Los datos publicados por el Servel a las 22:00 horas del domingo electoral permiten dimensionar el fenómeno. Basta con una calculadora para advertir que la “democracia remunerada” mueve montos que superan largamente los presupuestos municipales y, en ciertos casos, rivalizan con el costo anual de un ministerio pequeño.
Los candidatos mejor pagados
Con 3.211.081 votos, Jeannette Jara encabeza no solo la elección, sino también el ranking de reembolsos. Solo por su votación, recibirá $5.089 millones. Si esa suma se dividiera en un sueldo mensual durante un año, el monto ascendería a $424 millones mensuales. Una cifra impensada para el 99% de los chilenos.
Su perseguidor, José Antonio Kast, tampoco queda atrás. Con 2.885.165 votos, su reembolso asciende a $4.572 millones, equivalentes a $381 millones al mes durante un año.

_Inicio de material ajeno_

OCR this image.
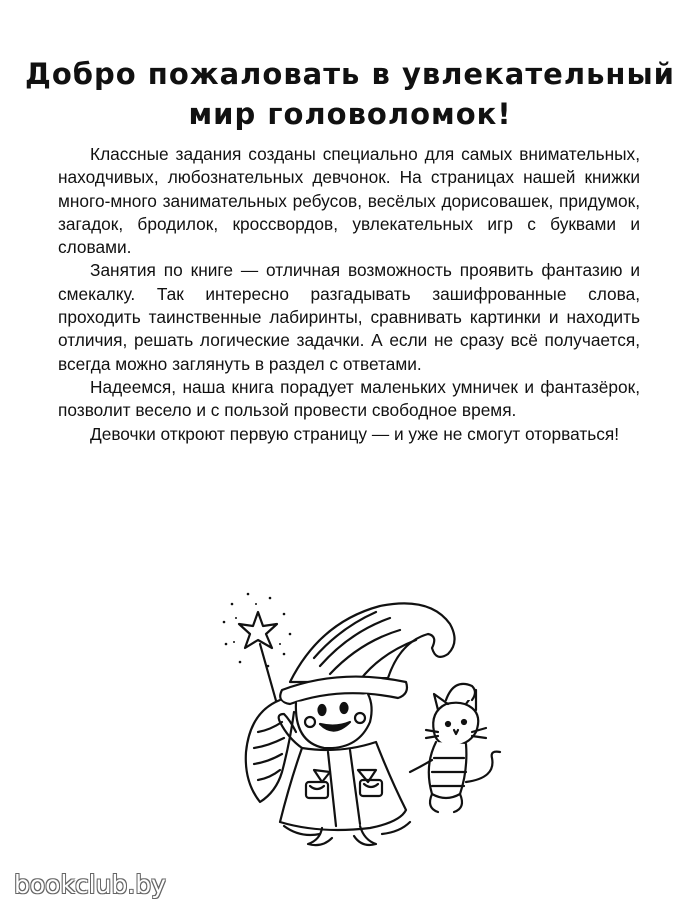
Добро пожаловать в увлекательный
мир головоломок!

Классные задания созданы специально для самых внимательных, находчивых, любознательных девчонок. На страницах нашей книжки много-много занимательных ребусов, весёлых дорисовашек, придумок, загадок, бродилок, кроссвордов, увлекательных игр с буквами и словами.

Занятия по книге — отличная возможность проявить фантазию и смекалку. Так интересно разгадывать зашифрованные слова, проходить таинственные лабиринты, сравнивать картинки и находить отличия, решать логические задачки. А если не сразу всё получается, всегда можно заглянуть в раздел с ответами.

Надеемся, наша книга порадует маленьких умничек и фантазёрок, позволит весело и с пользой провести свободное время.

Девочки откроют первую страницу — и уже не смогут оторваться!

bookclub.by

En tercer lugar, aparece Franco Parisi, con 2.346.280 votos, montante que se traduce en $3.719 millones, o $310 millones mensuales.
Y la lista sigue:
- Johannes Kaiser: cerca de $221 millones mensuales.
- Evelyn Matthei: $199,5 millones por mes.
- Harold Mayne-Nicholls: $20 millones mensuales.
- Marco Enríquez-Ominami: $18,9 millones al mes.
- Eduardo Artés: $10,5 millones mensuales.
Montos que, aunque decrecen, siguen siendo extraordinarios en cualquier comparación con el salario de un trabajador medio o incluso con el sueldo de un parlamentario.
La pregunta que nadie quiere responder
El mecanismo de reembolsos electorales está diseñado para garantizar que quienes compiten puedan financiar sus campañas y mantener cierta equidad en el proceso. Pero la magnitud de estas cifras abre inevitablemente otra discusión: ¿de dónde salen estos miles de millones?
La respuesta es simple y brutal: del Estado, es decir, del bolsillo de todos. Cada peso proviene de los contribuyentes, incluso de aquellos que no votaron por estos candidatos o que no votaron en absoluto.
Es un sistema que pretende limitar la influencia del dinero privado, pero que termina consolidando una economía electoral millonaria, donde cada voto se convierte en activo financiero. Y donde competir —más allá de las ideas— se vuelve también una apuesta económica altamente rentable.
¿Incentivo democrático o negocio electoral?
El sistema invita, en la práctica, a “pensarlo y candidatarse”, como diría el eslogan popular. Para muchos, la política puede parecer una vía rápida hacia ingresos inimaginables en la vida civil.
Pero, más allá de la ironía, esta realidad plantea un dilema ético: ¿es sano para una democracia que los votos se traduzcan automáticamente en fortunas personales? ¿No sería necesario revisar los topes, los mecanismos, la fiscalización y el destino real de estos recursos?
La democracia tiene un costo, sí. Pero cuando ese costo se vuelve un negocio, es legítimo volver a preguntar: ¿a quién está sirviendo realmente el sistema electoral?